Could you give us some information on the specific context in which you are looking or wabt to look at substitution and displacement? The other answers you've received are all useful, but I'd just like to know exactly what you are investigating right now.
I recently came across a document on food consumption which classified the replacement of rice by other food items during increased price of rice as substitution. In other papers, this is referred to as displacement (which I agree with, because rice to me has no true substitute unlike cocoa and coffee, cassava and yam, plantain and cocoyam, etc.). So I posed this question in other to get expert opinions on the difference between these two terms.
I see these terms used primmarily in labor economics. I've attached an old report that defines the difference between displacement and substition effects. Essentially, displacement refers to negative externalities where one thing replaces another (e.g., Netflix displaced (replaced) Blockbuster video stores.
Substitution happens within a process (e.g., substituting capital for labor - used to use people to people to stomp the grapes to make wine but now we have machines that do it.
Here are the definitions from the paper I found that is attached.
Displacement: Displacement refers to any changes in employment elsewhere in the economy, in addition to tReplacement: Negative displacement or “crowding in” of jobs as a consequence of active labour market policies.
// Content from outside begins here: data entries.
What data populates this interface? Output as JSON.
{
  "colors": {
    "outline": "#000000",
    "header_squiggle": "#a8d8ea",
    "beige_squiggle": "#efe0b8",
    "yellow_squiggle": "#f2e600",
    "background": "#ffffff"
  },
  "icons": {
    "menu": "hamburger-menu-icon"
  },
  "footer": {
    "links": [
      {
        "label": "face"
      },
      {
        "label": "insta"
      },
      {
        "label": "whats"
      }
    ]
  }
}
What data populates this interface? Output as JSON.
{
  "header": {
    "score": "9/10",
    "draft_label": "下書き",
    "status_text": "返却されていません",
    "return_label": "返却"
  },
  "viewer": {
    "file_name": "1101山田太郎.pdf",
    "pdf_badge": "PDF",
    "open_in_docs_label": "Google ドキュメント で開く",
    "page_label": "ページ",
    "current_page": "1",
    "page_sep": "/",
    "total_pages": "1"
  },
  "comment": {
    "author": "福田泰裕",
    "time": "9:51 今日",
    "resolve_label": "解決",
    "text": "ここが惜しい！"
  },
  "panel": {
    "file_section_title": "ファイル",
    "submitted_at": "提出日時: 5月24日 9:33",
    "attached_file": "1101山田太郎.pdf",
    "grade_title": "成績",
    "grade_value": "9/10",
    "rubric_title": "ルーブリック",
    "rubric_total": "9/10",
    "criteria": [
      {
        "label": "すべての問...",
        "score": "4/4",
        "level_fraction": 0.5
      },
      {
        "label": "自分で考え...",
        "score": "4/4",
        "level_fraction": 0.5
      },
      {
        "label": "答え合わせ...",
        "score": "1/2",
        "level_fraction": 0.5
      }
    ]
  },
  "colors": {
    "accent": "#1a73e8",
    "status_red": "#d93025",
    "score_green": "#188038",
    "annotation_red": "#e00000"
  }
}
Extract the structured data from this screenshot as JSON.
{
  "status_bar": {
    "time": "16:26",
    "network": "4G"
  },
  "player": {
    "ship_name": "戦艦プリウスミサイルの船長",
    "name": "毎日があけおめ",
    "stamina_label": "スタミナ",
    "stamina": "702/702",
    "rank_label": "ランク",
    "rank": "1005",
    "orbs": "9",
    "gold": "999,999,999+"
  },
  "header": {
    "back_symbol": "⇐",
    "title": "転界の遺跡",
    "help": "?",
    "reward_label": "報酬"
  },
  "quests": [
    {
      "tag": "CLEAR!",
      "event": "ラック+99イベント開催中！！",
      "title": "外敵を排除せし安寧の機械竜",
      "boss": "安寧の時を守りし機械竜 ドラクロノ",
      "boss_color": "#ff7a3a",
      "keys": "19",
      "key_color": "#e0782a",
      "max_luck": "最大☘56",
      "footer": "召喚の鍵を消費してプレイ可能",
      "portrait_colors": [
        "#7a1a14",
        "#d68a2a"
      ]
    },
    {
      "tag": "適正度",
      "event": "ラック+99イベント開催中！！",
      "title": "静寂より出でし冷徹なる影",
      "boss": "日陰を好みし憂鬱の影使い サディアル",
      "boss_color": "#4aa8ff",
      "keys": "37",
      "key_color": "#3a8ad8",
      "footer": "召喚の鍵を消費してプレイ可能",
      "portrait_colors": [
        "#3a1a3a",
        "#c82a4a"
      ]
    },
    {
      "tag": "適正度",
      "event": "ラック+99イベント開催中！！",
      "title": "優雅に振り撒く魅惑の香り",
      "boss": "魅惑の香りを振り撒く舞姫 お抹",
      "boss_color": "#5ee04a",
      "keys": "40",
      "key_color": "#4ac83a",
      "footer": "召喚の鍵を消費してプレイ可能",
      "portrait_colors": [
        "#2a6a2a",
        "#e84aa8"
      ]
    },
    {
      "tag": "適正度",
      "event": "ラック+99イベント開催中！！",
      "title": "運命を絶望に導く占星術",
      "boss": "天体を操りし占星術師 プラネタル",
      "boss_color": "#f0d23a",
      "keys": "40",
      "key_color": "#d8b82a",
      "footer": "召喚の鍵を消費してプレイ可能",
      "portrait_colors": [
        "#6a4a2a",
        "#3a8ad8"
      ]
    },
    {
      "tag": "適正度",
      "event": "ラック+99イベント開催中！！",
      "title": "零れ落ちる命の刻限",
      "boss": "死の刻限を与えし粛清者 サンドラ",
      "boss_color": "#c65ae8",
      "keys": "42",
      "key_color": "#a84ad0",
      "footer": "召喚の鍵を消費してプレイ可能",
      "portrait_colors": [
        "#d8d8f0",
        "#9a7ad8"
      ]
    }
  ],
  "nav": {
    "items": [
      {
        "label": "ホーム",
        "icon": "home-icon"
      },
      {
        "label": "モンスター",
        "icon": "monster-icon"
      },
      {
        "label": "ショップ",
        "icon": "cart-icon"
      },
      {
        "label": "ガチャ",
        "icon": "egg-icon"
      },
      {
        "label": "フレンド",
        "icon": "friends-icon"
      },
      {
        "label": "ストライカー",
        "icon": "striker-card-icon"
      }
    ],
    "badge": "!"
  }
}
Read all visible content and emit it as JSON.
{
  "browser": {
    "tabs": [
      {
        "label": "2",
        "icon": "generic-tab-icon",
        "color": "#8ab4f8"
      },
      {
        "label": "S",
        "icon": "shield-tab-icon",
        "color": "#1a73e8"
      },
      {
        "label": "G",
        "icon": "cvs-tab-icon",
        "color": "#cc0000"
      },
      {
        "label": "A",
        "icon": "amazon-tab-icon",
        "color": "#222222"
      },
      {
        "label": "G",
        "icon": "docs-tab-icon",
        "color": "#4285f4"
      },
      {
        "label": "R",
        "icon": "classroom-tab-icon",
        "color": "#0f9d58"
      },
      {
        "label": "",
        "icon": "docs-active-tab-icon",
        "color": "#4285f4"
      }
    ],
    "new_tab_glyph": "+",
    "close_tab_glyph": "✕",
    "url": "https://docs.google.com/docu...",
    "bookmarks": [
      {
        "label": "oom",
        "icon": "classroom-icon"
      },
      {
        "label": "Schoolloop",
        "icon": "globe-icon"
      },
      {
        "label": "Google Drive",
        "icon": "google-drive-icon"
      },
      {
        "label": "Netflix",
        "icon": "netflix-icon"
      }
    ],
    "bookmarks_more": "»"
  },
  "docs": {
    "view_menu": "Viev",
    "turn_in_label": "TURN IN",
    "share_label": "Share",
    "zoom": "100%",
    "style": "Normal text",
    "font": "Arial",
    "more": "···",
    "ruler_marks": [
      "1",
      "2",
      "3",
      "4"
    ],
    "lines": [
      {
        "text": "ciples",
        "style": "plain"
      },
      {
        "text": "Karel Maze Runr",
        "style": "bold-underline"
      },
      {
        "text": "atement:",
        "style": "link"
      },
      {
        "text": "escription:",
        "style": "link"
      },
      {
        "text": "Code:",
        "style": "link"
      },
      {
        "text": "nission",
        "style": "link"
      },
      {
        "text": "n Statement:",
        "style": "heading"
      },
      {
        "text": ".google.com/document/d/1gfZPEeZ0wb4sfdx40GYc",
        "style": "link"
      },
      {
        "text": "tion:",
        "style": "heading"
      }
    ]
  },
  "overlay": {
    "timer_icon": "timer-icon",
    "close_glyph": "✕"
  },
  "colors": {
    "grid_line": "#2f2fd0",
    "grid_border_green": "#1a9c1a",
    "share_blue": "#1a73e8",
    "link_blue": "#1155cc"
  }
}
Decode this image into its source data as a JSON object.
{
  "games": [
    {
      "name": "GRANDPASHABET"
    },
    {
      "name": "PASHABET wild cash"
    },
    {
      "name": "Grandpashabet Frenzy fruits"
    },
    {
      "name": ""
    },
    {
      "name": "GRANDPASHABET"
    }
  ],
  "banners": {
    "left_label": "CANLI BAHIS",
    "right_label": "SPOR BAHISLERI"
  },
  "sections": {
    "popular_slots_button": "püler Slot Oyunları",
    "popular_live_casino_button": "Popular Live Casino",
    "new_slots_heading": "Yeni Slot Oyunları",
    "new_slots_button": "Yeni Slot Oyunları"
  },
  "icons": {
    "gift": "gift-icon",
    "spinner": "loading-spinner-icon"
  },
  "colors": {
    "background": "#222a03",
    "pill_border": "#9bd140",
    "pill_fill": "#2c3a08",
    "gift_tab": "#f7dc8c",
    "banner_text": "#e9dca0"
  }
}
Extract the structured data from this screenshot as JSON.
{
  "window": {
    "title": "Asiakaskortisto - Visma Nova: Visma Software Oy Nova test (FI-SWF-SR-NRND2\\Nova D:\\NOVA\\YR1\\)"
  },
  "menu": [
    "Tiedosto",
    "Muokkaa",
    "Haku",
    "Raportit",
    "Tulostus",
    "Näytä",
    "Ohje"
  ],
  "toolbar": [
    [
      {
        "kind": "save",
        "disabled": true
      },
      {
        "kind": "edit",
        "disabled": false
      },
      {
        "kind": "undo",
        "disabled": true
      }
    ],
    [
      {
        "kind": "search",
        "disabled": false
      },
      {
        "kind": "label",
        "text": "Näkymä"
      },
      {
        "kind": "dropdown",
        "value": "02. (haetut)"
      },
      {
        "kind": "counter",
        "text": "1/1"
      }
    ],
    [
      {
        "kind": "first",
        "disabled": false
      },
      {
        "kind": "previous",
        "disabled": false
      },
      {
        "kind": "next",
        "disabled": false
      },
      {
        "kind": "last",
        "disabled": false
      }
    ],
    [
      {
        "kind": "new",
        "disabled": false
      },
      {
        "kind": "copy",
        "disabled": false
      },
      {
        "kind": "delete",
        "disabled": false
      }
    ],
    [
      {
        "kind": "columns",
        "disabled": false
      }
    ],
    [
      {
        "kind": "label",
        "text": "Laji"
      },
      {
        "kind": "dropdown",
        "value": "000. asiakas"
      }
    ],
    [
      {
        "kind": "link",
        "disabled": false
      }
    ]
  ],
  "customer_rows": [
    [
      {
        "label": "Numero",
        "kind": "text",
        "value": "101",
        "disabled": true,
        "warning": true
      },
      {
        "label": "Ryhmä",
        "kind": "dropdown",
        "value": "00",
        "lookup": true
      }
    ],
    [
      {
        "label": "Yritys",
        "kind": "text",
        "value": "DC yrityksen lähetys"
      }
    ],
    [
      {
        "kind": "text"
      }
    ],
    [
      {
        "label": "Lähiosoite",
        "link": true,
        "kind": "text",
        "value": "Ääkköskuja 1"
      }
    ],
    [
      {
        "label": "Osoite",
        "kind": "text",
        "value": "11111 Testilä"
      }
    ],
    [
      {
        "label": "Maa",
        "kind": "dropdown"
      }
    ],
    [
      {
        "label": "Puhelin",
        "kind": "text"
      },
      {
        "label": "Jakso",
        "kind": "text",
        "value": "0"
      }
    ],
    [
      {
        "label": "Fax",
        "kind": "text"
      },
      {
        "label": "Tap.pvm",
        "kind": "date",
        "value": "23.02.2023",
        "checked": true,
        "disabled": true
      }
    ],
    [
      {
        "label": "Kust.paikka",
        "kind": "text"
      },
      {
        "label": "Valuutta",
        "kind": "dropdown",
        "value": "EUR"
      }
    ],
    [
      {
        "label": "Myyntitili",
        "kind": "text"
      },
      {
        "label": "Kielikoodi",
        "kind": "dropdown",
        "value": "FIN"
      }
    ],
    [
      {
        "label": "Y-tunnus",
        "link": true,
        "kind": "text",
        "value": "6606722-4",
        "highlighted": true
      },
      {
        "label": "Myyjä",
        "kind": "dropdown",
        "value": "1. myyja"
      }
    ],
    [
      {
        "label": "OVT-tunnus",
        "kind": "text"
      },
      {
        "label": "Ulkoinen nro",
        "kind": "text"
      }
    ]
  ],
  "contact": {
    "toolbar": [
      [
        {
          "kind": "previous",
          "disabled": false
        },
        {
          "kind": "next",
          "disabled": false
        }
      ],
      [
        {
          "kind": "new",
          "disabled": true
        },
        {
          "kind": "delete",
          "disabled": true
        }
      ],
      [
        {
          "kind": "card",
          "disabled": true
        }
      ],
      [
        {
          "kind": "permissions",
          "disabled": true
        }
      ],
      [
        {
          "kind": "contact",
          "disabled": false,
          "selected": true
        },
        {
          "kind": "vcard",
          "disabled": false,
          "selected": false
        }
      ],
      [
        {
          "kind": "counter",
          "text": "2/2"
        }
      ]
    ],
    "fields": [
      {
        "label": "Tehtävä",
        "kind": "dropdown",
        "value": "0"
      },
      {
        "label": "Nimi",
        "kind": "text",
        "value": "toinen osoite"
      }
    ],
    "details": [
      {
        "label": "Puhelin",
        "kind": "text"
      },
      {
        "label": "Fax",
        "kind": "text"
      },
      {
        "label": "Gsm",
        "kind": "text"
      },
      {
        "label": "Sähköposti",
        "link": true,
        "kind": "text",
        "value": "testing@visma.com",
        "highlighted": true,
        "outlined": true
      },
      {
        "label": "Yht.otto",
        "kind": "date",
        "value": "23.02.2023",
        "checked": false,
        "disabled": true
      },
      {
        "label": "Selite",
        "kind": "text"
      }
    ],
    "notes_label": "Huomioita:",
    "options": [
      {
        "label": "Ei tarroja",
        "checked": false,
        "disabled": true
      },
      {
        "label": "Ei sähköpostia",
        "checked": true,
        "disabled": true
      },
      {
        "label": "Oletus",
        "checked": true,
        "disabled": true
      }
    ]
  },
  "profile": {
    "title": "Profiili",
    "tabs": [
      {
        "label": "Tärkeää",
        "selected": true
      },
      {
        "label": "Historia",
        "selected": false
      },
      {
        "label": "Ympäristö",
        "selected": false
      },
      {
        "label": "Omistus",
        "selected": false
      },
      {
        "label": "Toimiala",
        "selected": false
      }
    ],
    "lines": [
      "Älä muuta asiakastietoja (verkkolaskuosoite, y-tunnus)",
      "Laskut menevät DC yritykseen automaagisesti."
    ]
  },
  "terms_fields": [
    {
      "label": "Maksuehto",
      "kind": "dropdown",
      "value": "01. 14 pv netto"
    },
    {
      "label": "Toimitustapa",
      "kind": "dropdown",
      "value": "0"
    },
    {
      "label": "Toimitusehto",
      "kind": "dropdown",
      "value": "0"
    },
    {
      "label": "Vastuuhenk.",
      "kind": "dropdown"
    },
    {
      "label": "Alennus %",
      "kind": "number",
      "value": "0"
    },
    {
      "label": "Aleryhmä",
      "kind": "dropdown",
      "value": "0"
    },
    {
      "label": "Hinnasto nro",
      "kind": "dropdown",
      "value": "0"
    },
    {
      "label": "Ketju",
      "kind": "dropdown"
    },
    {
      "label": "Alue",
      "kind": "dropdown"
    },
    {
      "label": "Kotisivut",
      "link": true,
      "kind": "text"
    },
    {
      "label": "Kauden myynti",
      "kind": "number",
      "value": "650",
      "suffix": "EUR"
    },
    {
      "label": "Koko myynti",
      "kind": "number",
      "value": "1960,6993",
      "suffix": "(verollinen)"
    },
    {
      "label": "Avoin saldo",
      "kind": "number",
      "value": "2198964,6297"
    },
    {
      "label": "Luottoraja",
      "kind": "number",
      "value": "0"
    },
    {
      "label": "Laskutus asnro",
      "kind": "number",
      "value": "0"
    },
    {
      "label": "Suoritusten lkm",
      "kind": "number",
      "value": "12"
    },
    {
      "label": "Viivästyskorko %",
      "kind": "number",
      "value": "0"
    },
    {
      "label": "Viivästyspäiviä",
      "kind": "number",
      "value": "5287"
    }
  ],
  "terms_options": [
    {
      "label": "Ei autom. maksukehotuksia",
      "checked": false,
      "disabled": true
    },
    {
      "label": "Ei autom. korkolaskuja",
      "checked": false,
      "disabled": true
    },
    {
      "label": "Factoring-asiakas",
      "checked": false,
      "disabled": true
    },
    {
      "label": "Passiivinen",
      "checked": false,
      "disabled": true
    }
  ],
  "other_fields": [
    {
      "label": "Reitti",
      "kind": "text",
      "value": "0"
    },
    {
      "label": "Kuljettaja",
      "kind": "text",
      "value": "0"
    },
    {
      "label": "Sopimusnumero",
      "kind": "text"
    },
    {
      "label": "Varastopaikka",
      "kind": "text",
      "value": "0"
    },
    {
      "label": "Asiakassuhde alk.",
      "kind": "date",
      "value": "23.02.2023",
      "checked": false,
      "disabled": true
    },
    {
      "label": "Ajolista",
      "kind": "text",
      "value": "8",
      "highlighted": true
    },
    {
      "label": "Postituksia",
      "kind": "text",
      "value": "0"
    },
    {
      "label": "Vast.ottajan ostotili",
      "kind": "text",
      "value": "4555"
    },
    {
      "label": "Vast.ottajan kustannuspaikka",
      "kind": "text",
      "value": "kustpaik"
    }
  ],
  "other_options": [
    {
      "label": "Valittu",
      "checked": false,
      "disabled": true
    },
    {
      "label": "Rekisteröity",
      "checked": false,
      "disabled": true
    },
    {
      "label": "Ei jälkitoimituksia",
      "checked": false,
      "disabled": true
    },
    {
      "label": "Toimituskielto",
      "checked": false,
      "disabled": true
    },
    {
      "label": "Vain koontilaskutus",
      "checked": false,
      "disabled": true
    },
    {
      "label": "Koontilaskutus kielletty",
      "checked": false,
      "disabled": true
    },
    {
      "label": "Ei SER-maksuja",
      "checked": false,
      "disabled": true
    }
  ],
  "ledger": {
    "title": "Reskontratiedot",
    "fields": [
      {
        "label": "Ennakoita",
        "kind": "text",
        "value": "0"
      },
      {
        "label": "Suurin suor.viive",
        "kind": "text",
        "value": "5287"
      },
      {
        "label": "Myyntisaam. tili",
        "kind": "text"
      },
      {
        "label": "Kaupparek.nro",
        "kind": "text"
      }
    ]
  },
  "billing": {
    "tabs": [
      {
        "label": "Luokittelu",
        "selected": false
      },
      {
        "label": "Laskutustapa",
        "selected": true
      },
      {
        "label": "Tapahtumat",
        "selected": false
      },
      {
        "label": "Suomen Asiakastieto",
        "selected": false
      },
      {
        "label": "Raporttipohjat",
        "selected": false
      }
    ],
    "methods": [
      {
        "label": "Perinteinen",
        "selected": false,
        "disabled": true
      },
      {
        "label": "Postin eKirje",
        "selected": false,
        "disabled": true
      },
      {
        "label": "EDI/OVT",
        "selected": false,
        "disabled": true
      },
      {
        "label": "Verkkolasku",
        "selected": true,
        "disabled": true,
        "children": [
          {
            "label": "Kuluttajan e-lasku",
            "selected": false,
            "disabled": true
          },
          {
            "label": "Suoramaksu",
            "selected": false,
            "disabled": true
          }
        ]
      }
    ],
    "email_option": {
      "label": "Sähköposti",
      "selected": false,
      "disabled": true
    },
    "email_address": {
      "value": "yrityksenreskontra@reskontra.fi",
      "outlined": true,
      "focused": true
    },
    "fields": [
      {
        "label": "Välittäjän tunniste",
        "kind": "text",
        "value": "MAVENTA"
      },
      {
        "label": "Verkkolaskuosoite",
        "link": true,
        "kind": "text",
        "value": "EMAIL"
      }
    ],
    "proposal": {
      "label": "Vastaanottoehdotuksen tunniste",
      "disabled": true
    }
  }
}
Replacement occurs when the net number of jobs created as a consequence of the active labour market policy exceeds the number of jobs directly created.
Replacement: Negative displacement or “crowding in” of jobs as a consequence of active labour market policies. Replacement occurs when the net number of jobs created as a consequence of the active labour market policy exceeds the number of jobs directly created.
Substitution: A term for displacement within a firm which hires workers from an active labour market policy. These workers may be substituted by firing workers already in the firm or giving them fewer hours of work than otherwise. Also described as “intra-firm” displacement in this study.